Listen, nobody appreciated the Lakers' threepeat more than me. With Game 7 of the 2000 Western Conference Finals, the Derek Fisher shot in the 2004 playoffs, every Big Game Bob moment, Rick Fox' hair, I loved those teams. But Shaq elevated every one of those players and now that he's gone, he's exposed Kupchak for the fraud he is. Put Mitch in a small market and that team will suck. Not unlike the Lakers right now!

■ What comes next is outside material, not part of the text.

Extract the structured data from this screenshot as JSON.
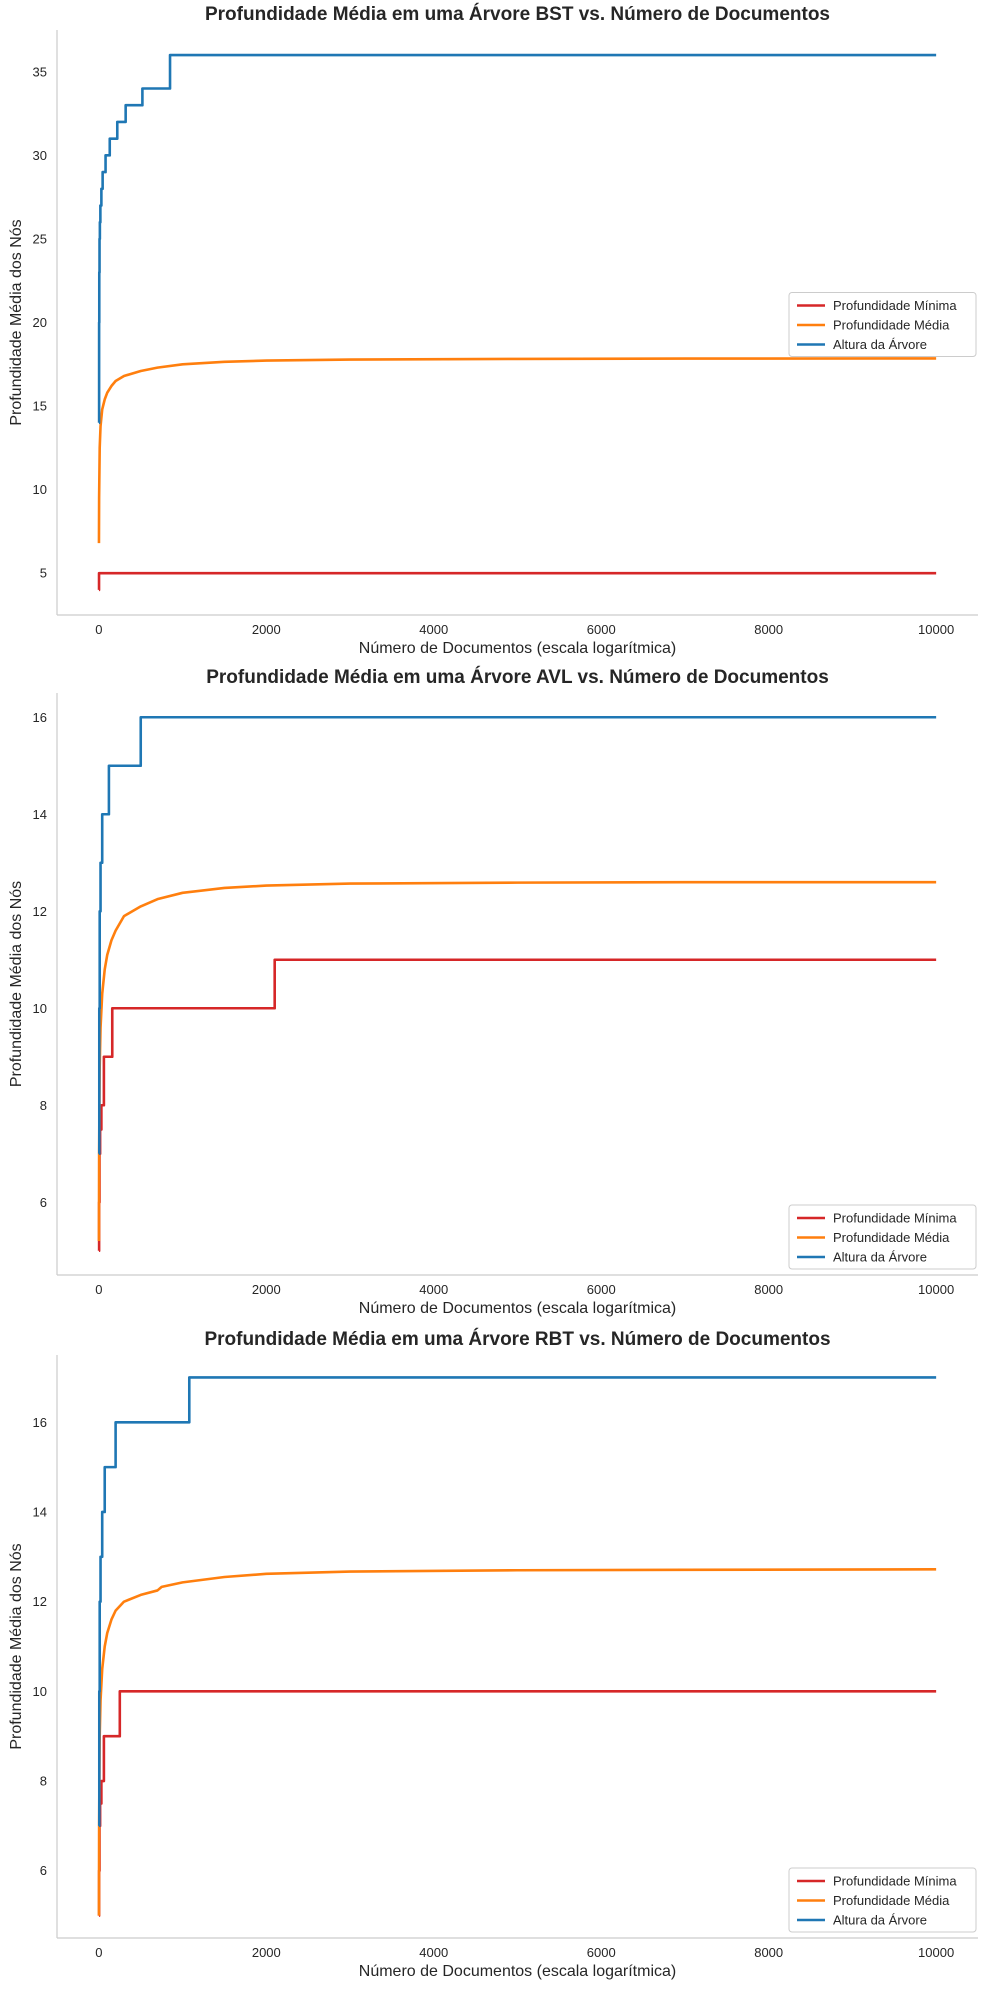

And much like my thoughts on the Dodgers on Saturday, so much of this starts with ownership. No, the Parking Lot Attendant and Doctor Jerry Buss don't even belong in the same stratosphere; I think The Doctor has earned the respect of Los Angelenos that it looks like Frank McCourt will never scratch the surface of. But while watching a preseason match between the Lakers and Queens on Friday, I saw an interview with Buss that made me uneasy. When asked about Kwame Brown, Buss enthusiastically praised his skills and said he was excited to have him on the team. He specifically cited watching Brown lead a fast break in practice, saying, "It's rare for a seven-footer to be able to do that."
Oh no. Sound the alarms.
Now, correct me if I'm wrong, but isn't that Kwame's thing? That his raw skills are so great that they're only bested by those of Darko Milicic? Jerry, we know he's got the skills. But as we've seen from this guy for four years in D.C., he (a) can't translate the raw skills into game skills, (b) he acts like a little child (which, considering his age, isn't too surprising) and (c) he's a cancer to the team. There's a reason why the Wizards gleefully sent him home last year -- during the playoffs, mind you -- after he simply missed a practice.
I have no problem with giving Kwame a chance. The kid is still young, and who knows, maybe he'll finally grow up under Jackson's tutelage. But how about we temper expectations until he proves us wrong? And with Buss' interview from Friday, I'm scared. I'm scared that he's lost sight of the larger picture, which is to construct a cohesive squad capable of a championship run, not a random assortment of guys who can't play together. Phil's good, but when you have a potential starting five of Kobe, Kwame, Lamar Odom, Chris Mihm and Devean George, and then one of the first guys off the bench is named Sasha... yikes.
That said, I'm looking forward to the season. Not that it'll be a smooth ride. They aren't your grandfather's Lakers, but with a postseason berth, I'm happy. It's the friggin' Lakers, and with Phil and Kobe at the helm, anything's possible in the playoffs.